Finishes sold with the word oil on the tin are a wide array of formulations ranging from just oils to mixtures of oil and thinned varnish. So they will behave differently and protect differently. For example "Formby's Tung Oil Finish" and WATCO's Danish Oil are thin varnishes if you read the label carefully. This isn't a problem, it's just that you would expect something different from linseed oil or a product that is actually a varnish.

The pine on the top looks white next to the ceder. Stain or toning is used to unify the colors of dissimilar woods. WATCO's danish oils have a pigment in them and that would be enough.

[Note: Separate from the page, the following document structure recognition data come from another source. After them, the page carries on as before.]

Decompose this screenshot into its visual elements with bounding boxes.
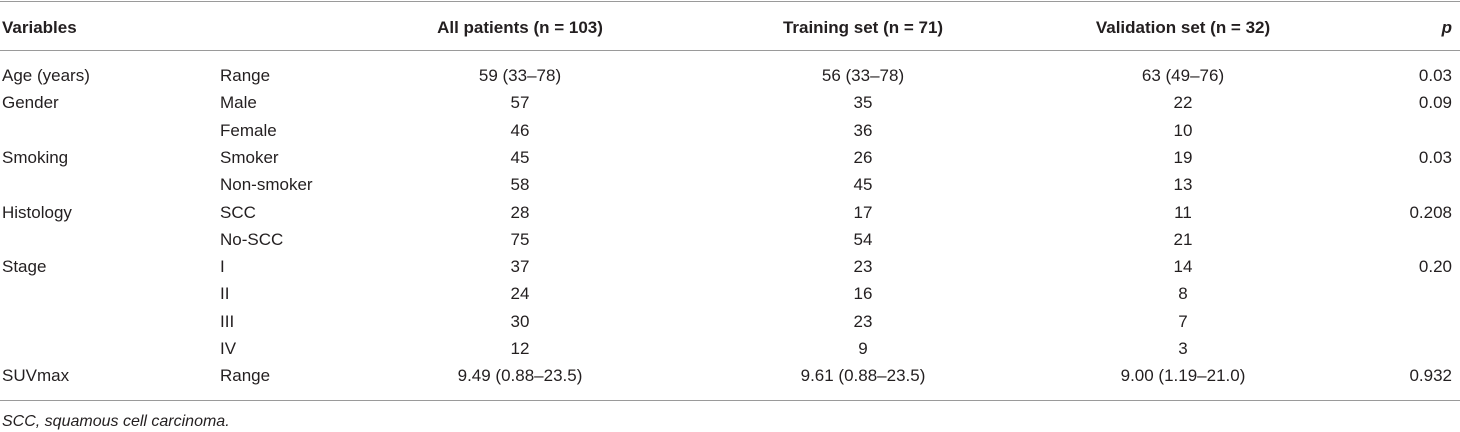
table-cell: 9 bbox=[858, 339, 868, 358]
table-cell: 30 bbox=[510, 311, 530, 331]
table-cell: 23 bbox=[853, 257, 873, 277]
bottom-rule bbox=[0, 400, 1460, 401]
table-cell: IV bbox=[220, 339, 237, 358]
table-cell: Range bbox=[220, 66, 271, 85]
table-cell: 24 bbox=[510, 284, 530, 304]
table-cell: 0.09 bbox=[1418, 93, 1452, 113]
header-cell: Training set (n = 71) bbox=[782, 18, 944, 37]
table-cell: 59 (33–78) bbox=[478, 66, 562, 85]
table-cell: 57 bbox=[510, 93, 530, 113]
table-cell: 17 bbox=[853, 202, 873, 222]
table-cell: SUVmax bbox=[2, 366, 70, 386]
table-cell: 0.208 bbox=[1409, 202, 1452, 222]
table-cell: 11 bbox=[1174, 202, 1192, 222]
table-cell: 45 bbox=[853, 175, 873, 195]
table-cell: 63 (49–76) bbox=[1141, 66, 1225, 85]
footnote: SCC, squamous cell carcinoma. bbox=[2, 413, 230, 430]
table-cell: I bbox=[220, 257, 225, 277]
table-cell: 7 bbox=[1178, 311, 1188, 331]
table-cell: 13 bbox=[1173, 175, 1193, 195]
table-cell: 0.03 bbox=[1418, 66, 1452, 85]
table-cell: Stage bbox=[2, 257, 47, 277]
table-cell: Non-smoker bbox=[220, 175, 313, 195]
header-cell: Variables bbox=[2, 18, 77, 37]
table-cell: 16 bbox=[853, 284, 873, 304]
table-cell: 58 bbox=[510, 175, 530, 195]
table-cell: 26 bbox=[853, 147, 873, 167]
table-cell: 14 bbox=[1173, 257, 1193, 277]
table-cell: 23 bbox=[853, 311, 873, 331]
table-cell: Histology bbox=[2, 202, 72, 222]
table-cell: 0.20 bbox=[1418, 257, 1452, 277]
table-cell: Smoker bbox=[220, 147, 279, 167]
table-cell: 56 (33–78) bbox=[821, 66, 905, 85]
table-cell: 9.00 (1.19–21.0) bbox=[1120, 366, 1246, 386]
table-cell: 37 bbox=[510, 257, 530, 277]
header-cell: p bbox=[1441, 18, 1452, 37]
header-cell: Validation set (n = 32) bbox=[1095, 18, 1271, 37]
table-cell: Female bbox=[220, 120, 277, 140]
table-cell: 36 bbox=[853, 120, 873, 140]
table-cell: 45 bbox=[510, 147, 530, 167]
table-cell: 19 bbox=[1173, 147, 1193, 167]
table-cell: SCC bbox=[220, 202, 256, 222]
table-cell: No-SCC bbox=[220, 229, 284, 249]
table-cell: 21 bbox=[1173, 229, 1193, 249]
table-cell: 22 bbox=[1173, 93, 1193, 113]
table-cell: Age (years) bbox=[2, 66, 90, 85]
table-cell: 28 bbox=[510, 202, 530, 222]
table-cell: Male bbox=[220, 93, 257, 113]
table-cell: 3 bbox=[1178, 339, 1188, 358]
table-cell: 54 bbox=[853, 229, 873, 249]
table-cell: 10 bbox=[1173, 120, 1193, 140]
table-cell: III bbox=[220, 311, 235, 331]
table-cell: 12 bbox=[510, 339, 530, 358]
table-cell: 0.03 bbox=[1418, 147, 1452, 167]
table-cell: Range bbox=[220, 366, 271, 386]
table-cell: 75 bbox=[510, 229, 530, 249]
header-rule bbox=[0, 50, 1460, 51]
table-cell: 9.61 (0.88–23.5) bbox=[800, 366, 926, 386]
table-cell: 46 bbox=[510, 120, 530, 140]
table-cell: Smoking bbox=[2, 147, 69, 167]
top-rule bbox=[0, 1, 1460, 2]
table-cell: 9.49 (0.88–23.5) bbox=[457, 366, 583, 386]
table-cell: Gender bbox=[2, 93, 59, 113]
table-cell: 0.932 bbox=[1409, 366, 1452, 386]
header-cell: All patients (n = 103) bbox=[437, 18, 603, 37]
table-cell: 8 bbox=[1178, 284, 1188, 304]
table-cell: 35 bbox=[853, 93, 873, 113]
table-cell: II bbox=[220, 284, 230, 304]
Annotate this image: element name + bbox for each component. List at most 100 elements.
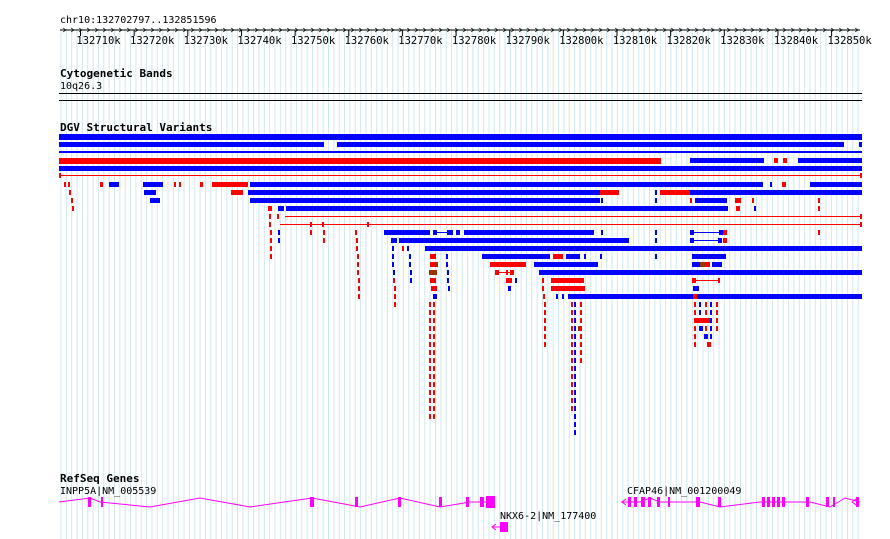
- variant-bar: [571, 334, 573, 339]
- variant-bar: [655, 190, 657, 195]
- variant-bar: [278, 206, 284, 211]
- variant-bar: [580, 310, 582, 315]
- ruler-arrow-icon: [342, 27, 347, 33]
- gene-exon: [641, 497, 645, 507]
- variant-bar: [539, 270, 862, 275]
- gene-label-inpp5a[interactable]: INPP5A|NM_005539: [60, 486, 157, 497]
- gene-exon: [466, 497, 469, 507]
- ruler-arrow-icon: [150, 27, 155, 33]
- variant-bar: [601, 198, 603, 203]
- variant-bar: [100, 182, 103, 187]
- ruler-arrow-icon: [606, 27, 611, 33]
- variant-bar: [323, 230, 325, 235]
- variant-bar: [696, 318, 710, 323]
- ruler-arrow-icon: [230, 27, 235, 33]
- gene-exon: [480, 497, 484, 507]
- variant-bar: [356, 238, 358, 243]
- variant-bar: [699, 302, 701, 307]
- variant-bar: [782, 182, 786, 187]
- variant-bar: [705, 302, 707, 307]
- variant-bar: [71, 198, 73, 203]
- ruler-arrow-icon: [214, 27, 219, 33]
- ruler-arrow-icon: [462, 27, 467, 33]
- variant-bar: [544, 310, 546, 315]
- refseq-track-title[interactable]: RefSeq Genes: [60, 472, 140, 485]
- variant-bar: [367, 222, 369, 227]
- variant-bar: [429, 302, 431, 307]
- variant-bar: [716, 310, 718, 315]
- ruler-tick-label: 132730k: [184, 35, 229, 47]
- ruler-scale[interactable]: 132710k 132720k 132730k 132740k 132750k 13276…: [0, 20, 890, 80]
- variant-bar: [392, 254, 394, 259]
- variant-bar: [553, 254, 563, 259]
- gene-exon: [696, 497, 700, 507]
- variant-bar: [286, 206, 728, 211]
- variant-bar: [429, 398, 431, 403]
- dgv-track-title[interactable]: DGV Structural Variants: [60, 121, 213, 134]
- variant-bar: [693, 294, 697, 299]
- variant-bar: [430, 262, 436, 267]
- gene-label-cfap46[interactable]: CFAP46|NM_001200049: [627, 486, 742, 497]
- variant-bar: [694, 318, 696, 323]
- variant-bar: [250, 198, 600, 203]
- ruler-arrow-icon: [526, 27, 531, 33]
- ruler-arrow-icon: [598, 27, 603, 33]
- variant-bar: [710, 318, 712, 323]
- gene-label-nkx6-2[interactable]: NKX6-2|NM_177400: [500, 511, 597, 522]
- variant-bar: [446, 262, 448, 267]
- variant-bar: [655, 238, 657, 243]
- ruler-arrow-icon: [478, 27, 483, 33]
- ruler-arrow-icon: [550, 27, 555, 33]
- variant-bar: [735, 198, 741, 203]
- variant-bar: [700, 262, 706, 267]
- variant-bar: [574, 358, 576, 363]
- variant-bar: [433, 302, 435, 307]
- variant-bar: [574, 310, 576, 315]
- ruler-arrow-icon: [702, 27, 707, 33]
- strand-arrow-icon: [851, 498, 857, 506]
- variant-bar: [578, 326, 580, 331]
- cytoband-track-title[interactable]: Cytogenetic Bands: [60, 67, 173, 80]
- variant-bar: [544, 334, 546, 339]
- variant-bar: [278, 238, 280, 243]
- ruler-arrow-icon: [294, 27, 299, 33]
- variant-bar: [818, 198, 820, 203]
- variant-bar: [433, 382, 435, 387]
- ruler-arrow-icon: [86, 27, 91, 33]
- variant-bar: [323, 238, 325, 243]
- variant-bar: [456, 230, 460, 235]
- variant-bar: [580, 302, 582, 307]
- gene-exon: [806, 497, 809, 507]
- variant-bar: [544, 318, 546, 323]
- variant-bar: [506, 270, 508, 275]
- ruler-arrow-icon: [182, 27, 187, 33]
- variant-bar: [571, 398, 573, 403]
- variant-bar: [710, 334, 712, 339]
- ruler-arrow-icon: [742, 27, 747, 33]
- variant-bar: [542, 278, 544, 283]
- variant-bar: [358, 294, 360, 299]
- variant-bar: [574, 302, 576, 307]
- variant-bar: [574, 390, 576, 395]
- ruler-arrow-icon: [614, 27, 619, 33]
- variant-bar: [706, 262, 710, 267]
- variant-bar: [429, 366, 431, 371]
- ruler-arrow-icon: [838, 27, 843, 33]
- variant-bar: [694, 334, 696, 339]
- variant-bar: [580, 334, 582, 339]
- ruler-tick-label: 132770k: [398, 35, 443, 47]
- variant-bar: [705, 310, 707, 315]
- variant-bar: [433, 374, 435, 379]
- ruler-arrow-icon: [542, 27, 547, 33]
- gene-exon: [486, 496, 495, 508]
- variant-bar: [429, 350, 431, 355]
- ruler-arrow-icon: [590, 27, 595, 33]
- ruler-arrow-icon: [846, 27, 851, 33]
- variant-bar: [574, 334, 576, 339]
- ruler-arrow-icon: [238, 27, 243, 33]
- variant-bar: [571, 310, 573, 315]
- variant-bar: [600, 190, 619, 195]
- variant-bar: [231, 190, 243, 195]
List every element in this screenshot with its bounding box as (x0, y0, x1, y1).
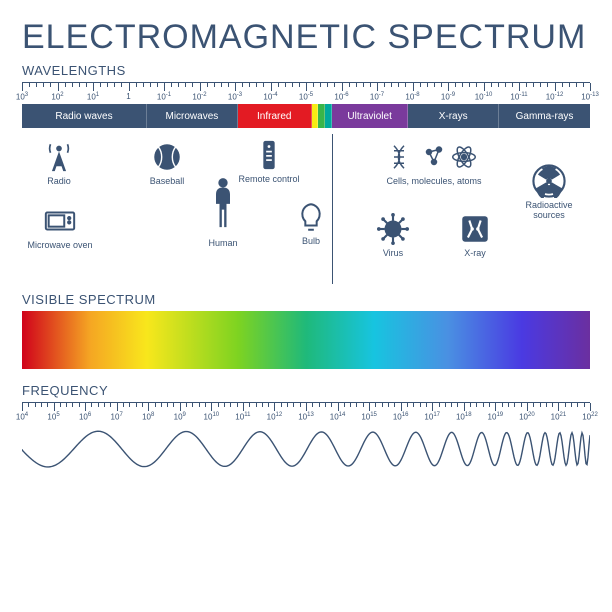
tick-label: 10-11 (510, 92, 527, 102)
tick-label: 1012 (267, 412, 283, 422)
band-microwaves: Microwaves (147, 104, 238, 128)
tick-label: 1020 (519, 412, 535, 422)
radio-tower-icon (42, 140, 76, 174)
tick-label: 1016 (393, 412, 409, 422)
example-xray: X-ray (440, 212, 510, 259)
virus-icon (376, 212, 410, 246)
tick-label: 10-4 (263, 92, 277, 102)
tick-label: 10-12 (546, 92, 564, 102)
tick-label: 103 (16, 92, 28, 102)
band-visible (318, 104, 325, 128)
examples-area: Radio Microwave oven Baseball Human Remote c… (22, 134, 590, 284)
example-remote: Remote control (234, 138, 304, 185)
tick-label: 1021 (551, 412, 567, 422)
tick-label: 1 (126, 92, 130, 101)
tick-label: 10-2 (192, 92, 206, 102)
example-label: Baseball (150, 177, 185, 187)
tick-label: 106 (79, 412, 91, 422)
tick-label: 10-9 (441, 92, 455, 102)
example-label: Bulb (302, 237, 320, 247)
baseball-icon (150, 140, 184, 174)
tick-label: 10-8 (405, 92, 419, 102)
tick-label: 104 (16, 412, 28, 422)
wavelengths-label: WAVELENGTHS (22, 63, 590, 78)
tick-label: 1019 (488, 412, 504, 422)
example-microwave: Microwave oven (25, 204, 95, 251)
tick-label: 10-7 (370, 92, 384, 102)
radioactive-icon (532, 164, 566, 198)
tick-label: 1022 (582, 412, 598, 422)
example-label: Virus (383, 249, 403, 259)
tick-label: 1014 (330, 412, 346, 422)
bulb-icon (294, 200, 328, 234)
band-visible (312, 104, 319, 128)
tick-label: 10-6 (334, 92, 348, 102)
tick-label: 10-3 (228, 92, 242, 102)
band-infrared: Infrared (238, 104, 312, 128)
example-bulb: Bulb (276, 200, 346, 247)
tick-label: 102 (51, 92, 63, 102)
tick-label: 109 (174, 412, 186, 422)
example-label: Remote control (238, 175, 299, 185)
band-visible (325, 104, 332, 128)
tick-label: 1015 (361, 412, 377, 422)
tick-label: 10-5 (299, 92, 313, 102)
dna-molecule-atom-icon (389, 140, 479, 174)
band-radio-waves: Radio waves (22, 104, 147, 128)
example-label: Microwave oven (27, 241, 92, 251)
tick-label: 10-13 (581, 92, 599, 102)
visible-spectrum-bar (22, 311, 590, 369)
human-icon (209, 174, 237, 236)
tick-label: 1017 (424, 412, 440, 422)
example-label: X-ray (464, 249, 486, 259)
band-gamma-rays: Gamma-rays (499, 104, 590, 128)
example-radio: Radio (24, 140, 94, 187)
band-x-rays: X-rays (408, 104, 499, 128)
tick-label: 107 (111, 412, 123, 422)
frequency-wave (22, 424, 590, 474)
band-ultraviolet: Ultraviolet (332, 104, 408, 128)
example-human: Human (188, 174, 258, 249)
tick-label: 1011 (235, 412, 250, 422)
frequency-label: FREQUENCY (22, 383, 590, 398)
example-cells: Cells, molecules, atoms (374, 140, 494, 187)
example-radioactive: Radioactive sources (514, 164, 584, 221)
tick-label: 1010 (204, 412, 220, 422)
example-label: Radio (47, 177, 71, 187)
remote-icon (252, 138, 286, 172)
frequency-ruler: 1041051061071081091010101110121013101410… (22, 402, 590, 422)
example-label: Cells, molecules, atoms (386, 177, 481, 187)
tick-label: 1018 (456, 412, 472, 422)
tick-label: 10-10 (475, 92, 493, 102)
tick-label: 101 (87, 92, 99, 102)
example-label: Human (208, 239, 237, 249)
example-label: Radioactive sources (514, 201, 584, 221)
wavelength-ruler: 103102101110-110-210-310-410-510-610-710… (22, 82, 590, 102)
page-title: ELECTROMAGNETIC SPECTRUM (22, 18, 590, 57)
tick-label: 105 (47, 412, 59, 422)
tick-label: 108 (142, 412, 154, 422)
visible-label: VISIBLE SPECTRUM (22, 292, 590, 307)
tick-label: 10-1 (157, 92, 171, 102)
example-virus: Virus (358, 212, 428, 259)
spectrum-band-bar: Radio wavesMicrowavesInfrared Ultraviolet… (22, 104, 590, 128)
xray-icon (458, 212, 492, 246)
microwave-icon (43, 204, 77, 238)
tick-label: 1013 (298, 412, 314, 422)
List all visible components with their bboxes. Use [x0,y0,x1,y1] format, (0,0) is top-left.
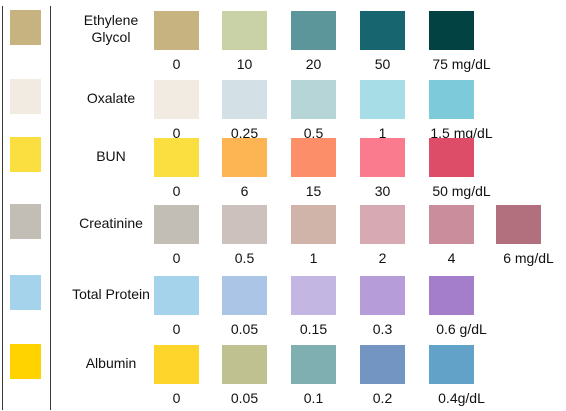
color-pad-ethylene-glycol-4 [429,11,474,50]
concentration-label: 1.5 mg/dL [430,125,493,141]
color-pad-albumin-0 [154,345,199,384]
analyte-name-line: Ethylene [83,12,139,28]
color-pad-albumin-4 [429,345,474,384]
analyte-name-line: Total Protein [72,286,150,302]
concentration-label: 0.5 [234,250,255,266]
concentration-label: 0.4g/dL [438,390,485,406]
color-pad-creatinine-5 [496,205,541,244]
strip-pad-total-protein [10,275,41,310]
color-pad-creatinine-4 [429,205,474,244]
color-pad-ethylene-glycol-1 [222,11,267,50]
color-pad-creatinine-3 [360,205,405,244]
concentration-label: 0.25 [230,125,259,141]
concentration-label: 0.5 [303,125,324,141]
concentration-label: 0 [172,321,181,337]
concentration-label: 0.15 [299,321,328,337]
concentration-label: 0 [172,125,181,141]
reference-strip [2,6,51,410]
color-pad-oxalate-2 [291,80,336,119]
analyte-name-ethylene-glycol: Ethylene Glycol [70,12,152,46]
color-pad-albumin-2 [291,345,336,384]
strip-pad-bun [10,137,41,172]
concentration-label: 0 [172,56,181,72]
concentration-label: 50 [374,56,391,72]
concentration-label: 75 mg/dL [432,56,491,72]
analyte-name-line: Creatinine [79,215,143,231]
color-pad-ethylene-glycol-3 [360,11,405,50]
color-pad-bun-2 [291,138,336,177]
strip-pad-oxalate [10,79,41,114]
concentration-label: 4 [447,250,456,266]
concentration-label: 6 mg/dL [503,250,554,266]
concentration-label: 15 [305,183,322,199]
concentration-label: 0.05 [230,321,259,337]
concentration-label: 2 [378,250,387,266]
color-pad-oxalate-1 [222,80,267,119]
color-pad-creatinine-0 [154,205,199,244]
color-pad-albumin-3 [360,345,405,384]
color-pad-oxalate-0 [154,80,199,119]
concentration-label: 0 [172,390,181,406]
color-pad-total-protein-1 [222,276,267,315]
color-pad-creatinine-1 [222,205,267,244]
analyte-name-line: Oxalate [86,90,136,106]
concentration-label: 0.05 [230,390,259,406]
concentration-label: 10 [236,56,253,72]
concentration-label: 0.1 [303,390,324,406]
concentration-label: 1 [378,125,387,141]
color-pad-oxalate-3 [360,80,405,119]
strip-pad-albumin [10,344,41,379]
color-pad-albumin-1 [222,345,267,384]
analyte-name-bun: BUN [70,148,152,165]
color-pad-creatinine-2 [291,205,336,244]
color-pad-total-protein-3 [360,276,405,315]
color-pad-total-protein-4 [429,276,474,315]
analyte-name-creatinine: Creatinine [70,215,152,232]
concentration-label: 0 [172,183,181,199]
color-pad-total-protein-2 [291,276,336,315]
analyte-name-total-protein: Total Protein [70,286,152,303]
concentration-label: 50 mg/dL [432,183,491,199]
concentration-label: 1 [309,250,318,266]
color-pad-bun-3 [360,138,405,177]
analyte-name-line: BUN [96,148,126,164]
analyte-name-albumin: Albumin [70,355,152,372]
color-pad-ethylene-glycol-0 [154,11,199,50]
strip-pad-ethylene-glycol [10,10,41,45]
color-pad-bun-0 [154,138,199,177]
analyte-name-line: Albumin [85,355,137,371]
concentration-label: 0 [172,250,181,266]
concentration-label: 0.6 g/dL [436,321,487,337]
analyte-name-oxalate: Oxalate [70,90,152,107]
concentration-label: 0.3 [372,321,393,337]
analyte-name-line: Glycol [91,29,131,45]
concentration-label: 20 [305,56,322,72]
color-pad-oxalate-4 [429,80,474,119]
color-pad-ethylene-glycol-2 [291,11,336,50]
concentration-label: 0.2 [372,390,393,406]
concentration-label: 30 [374,183,391,199]
color-pad-bun-4 [429,138,474,177]
strip-pad-creatinine [10,204,41,239]
concentration-label: 6 [240,183,249,199]
color-pad-total-protein-0 [154,276,199,315]
color-pad-bun-1 [222,138,267,177]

Go with an oil. You will be happy with it, it will look good and your planter will last a long time in spite of the finish. I love oil finishes and wipe on oil/varnish finishes, they look great and are easy.

A totally different direction is to paint it wild colors like your chairs.
posted by bdc34 at 7:00 AM on September 25, 2017


Response by poster: Thanks everybody for your input. Just to clarify a couple points: I'm engineering a hole in the bottom for drainage; I'm planning on just sliding a clear pot holder underneath to catch runoff (the height of the bottom was carefully planned to give me enough room to insert and remove something to catch water but not so tall that the Roomba would go under). I built this because the roots need more space and I couldn't find a pot big enough (that wasn't outrageously expensive). The 2x4s on the top are in fact cedar. The 'wild colors' idea is fun, but I guess if I'd thought of that earlier I'd have built this from pine, now I want to see the wood.
posted by achrise at 7:22 AM on September 25, 2017


The 'wild colors' idea is fun, but I guess if I'd thought of that earlier I'd have built this from pine, now I want to see the wood.

This is off topic and well outside the tasteful expectations of wood looking like wood, but you can have both color and see the wood with a wood dye.